LONDON (AFP).- She managed to photograph American TV host Ellen DeGeneres topless apart from a sparkly bra, her face daubed in a mime's white paint, and got into Buckingham Palace for a photoshoot with the Queen.
But American photographer Annie Leibovitz, who unveiled her new exhibition of portraits of "women of outstanding achievement" in London on Wednesday, says she has not yet snared one of her biggest quarries: German Chancellor Angela Merkel.
"She's probably the most important woman in the world today," the celebrated 66-year-old photographer told reporters, speaking at a converted east London power station by the River Thames.
Famous for snapping the world's glitterati, the exhibition is titled "Women: New Portraits", and juxtaposes the world's most politically powerful and glamorous women with scientists and writers, soldiers and cooks.
Singers Adele and Taylor Swift rub shoulders with primatologist Jane Goodall, feminist Gloria Steinem and Nobel Peace Prize laureate Aung San Suu Kyi, their portraits displayed among industrial red brick walls and metal beams.
"With my work, I'm very very interested in what women do, who we are and it was a big surprise to see with the Women's Project what we look like," Leibovitz said.

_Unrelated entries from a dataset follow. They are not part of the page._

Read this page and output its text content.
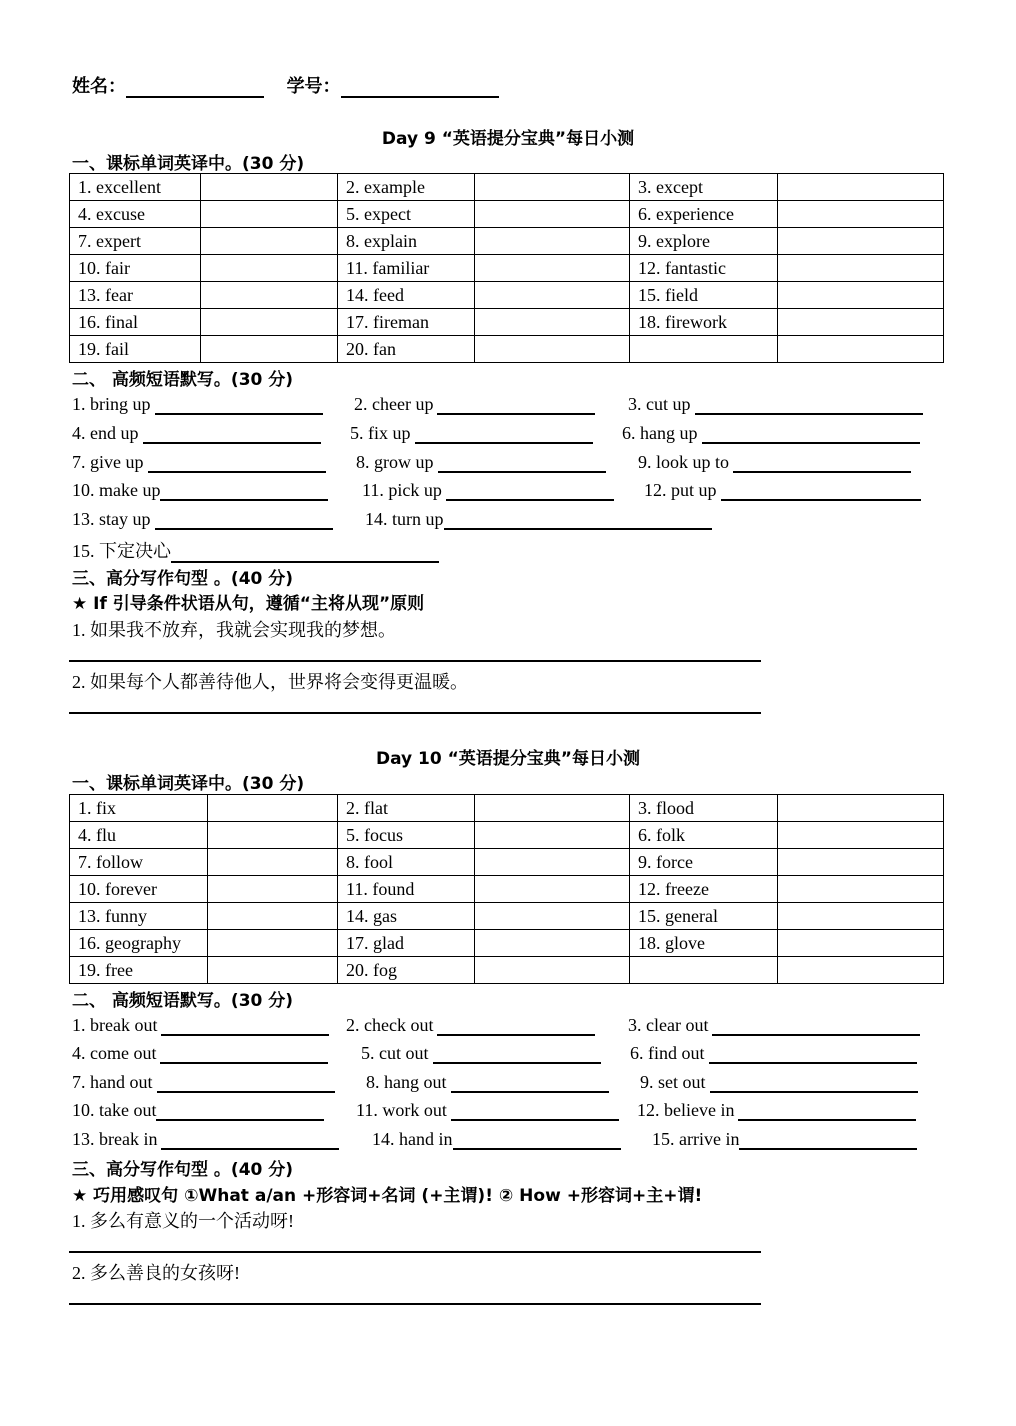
姓名：	学号：
Day 9 “英语提分宝典”每日小测
一、课标单词英译中。(30 分)
1. excellent		2. example		3. except	
4. excuse		5. expect		6. experience	
7. expert		8. explain		9. explore	
10. fair		11. familiar		12. fantastic	
13. fear		14. feed		15. field	
16. final		17. fireman		18. firework	
19. fail		20. fan			
二、 高频短语默写。(30 分)
1. bring up	2. cheer up	3. cut up
4. end up	5. fix up	6. hang up
7. give up	8. grow up	9. look up to
10. make up	11. pick up	12. put up
13. stay up	14. turn up
15. 下定决心
三、高分写作句型 。(40 分)
★ If 引导条件状语从句，遵循“主将从现”原则
1. 如果我不放弃，我就会实现我的梦想。
2. 如果每个人都善待他人，世界将会变得更温暖。
Day 10 “英语提分宝典”每日小测
一、课标单词英译中。(30 分)
1. fix		2. flat		3. flood	
4. flu		5. focus		6. folk	
7. follow		8. fool		9. force	
10. forever		11. found		12. freeze	
13. funny		14. gas		15. general	
16. geography		17. glad		18. glove	
19. free		20. fog			
二、 高频短语默写。(30 分)
1. break out	2. check out	3. clear out
4. come out	5. cut out	6. find out
7. hand out	8. hang out	9. set out
10. take out	11. work out	12. believe in
13. break in	14. hand in	15. arrive in
三、高分写作句型 。(40 分)
★ 巧用感叹句 ①What a/an +形容词+名词 (+主谓)! ② How +形容词+主+谓!
1. 多么有意义的一个活动呀!
2. 多么善良的女孩呀!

'When I grow up I want to be a woman'
As for her favourite portrait, she pointed to a close-up black and white photo of her mother Marilyn, under a snapshot of Leibovitz herself with her three daughters.
Summing up the meaning of her work with an anecdote, Leibovitz told the story of when the young daughter of a cabaret dancer she had photographed in Las Vegas saw some of her pictures.
"Mom, when I grow up I want to be a woman," the eight-year-old had said.
"That was a big deal!" Leibovitz exclaimed.
The exhibition also displayed original work created in 1999 with Susan Sontag, the American essayist and feminist novelist who shared Leibovitz's life and died of leukaemia in 2004.
"Women Project was really Susan Sontag's idea back in 1999, 17 years ago. I actually didn't think it was a good idea, I thought it was too big," Leibovitz said.
'Great moment in photography'
A portrait of Queen Elizabeth II posing in a lavishly decorated room in Buckingham palace was displayed among photos of more ordinary women, including a soldier, a cook and an anonymous dancer.
Tennis players Venus and Serena Williams, Michelle Obama, Hillary Clinton and Nobel literature prize winner Toni Morrison -- immortalised in black and white, eyes turned to a cloudy sky -- were among some of the more notable faces.
Reacting to the death of David Bowie, the photographer regretted not having had a formal photoshoot with the music legend, whom she had otherwise photographed two or three times in the past.
"When someone that great passes, I just lament that I didn't have that opportunity."
She also spoke of her photographs of Caitlyn Jenner, some of the first to be taken after her transformation from Olympic gold medal-winner Bruce Jenner, and which went on to create a media storm.
"It was really like watching a new person emerge. It was kind of beautiful, it was great," Leibovitz said.
Although a professional photographer hailed for her artful compositions, Leibovitz did not deride the recent trend of camera-phone snaps and selfies.
She started her career at Rolling Stone magazine in the 1970s, and went on to shoot iconic images for Vanity Fair and high-profile advertising campaigns.
"Being able to use my camera got me out into the world, and changed how you could see the world, and it gave you permission to look in places maybe you wouldn't have looked before," she said.
"That's happening with young people having an interest in photography and their phones... It's actually a great moment in photography with the phone and the phone camera."
The exhibition was commissioned by financial services firm UBS, and after London, will travel to Tokyo, San Francisco, Singapore, Hong Kong, Mexico City, Istanbul, Frankfurt, New York and Zurich.